The same goes for Rhea Seehorn as Justine, an adjunct weaving professor (ho, ho) who befriends Catherine and quickly becomes hip to George. She's the movie's version of a Strong Woman, which is not that strong at all: she's mostly there to function as the detective and then the target of George's ire. James Urbaniak steals every scene as her husband, a wayward author who moved upstate to write a book but now says things like "We should go outside and look at the alpacas before they nap." I would watch a documentary about their marriage.

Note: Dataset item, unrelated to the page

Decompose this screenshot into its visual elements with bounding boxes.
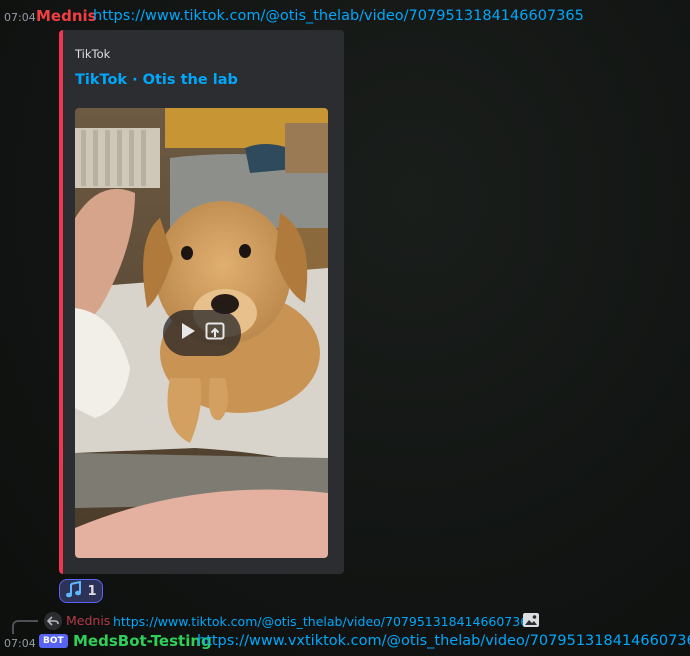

The ending is unacceptable. I had thought we were beyond stories where women's martyring themselves to punish cruel men is considered heroic rather than tragic, especially in one co-directed by a woman, but here we are. Let's have a story where the guy gets his comeuppance and the women get to live fulfilling lives without him. The last shot, in which the action of the movie is seamlessly blended into a painting, is pretty neat, or would have been, if it weren't so artificial.

The premise and plot of this movie scream out for ironic dark comedy rather than the dull earnest gothic romance it's trying to be. Picture Noel Coward writing it, and the arc being less focused on the supernatural events and more focused on Catherine and company gradually realizing, possibly with some spiritual help, that George is a total fraud and a cheat. Don't even change Norton's performance: George's increasingly audacious efforts to save face are perfect for comedy. Woody Allen made a movie called Melinda and Melinda, which was not one of his best, or even very good, but had an irresistible premise: a story centering around one woman told alternately as a tragedy and as a comedy. Things Heard & Seen is Melinda, when what we need is Melinda.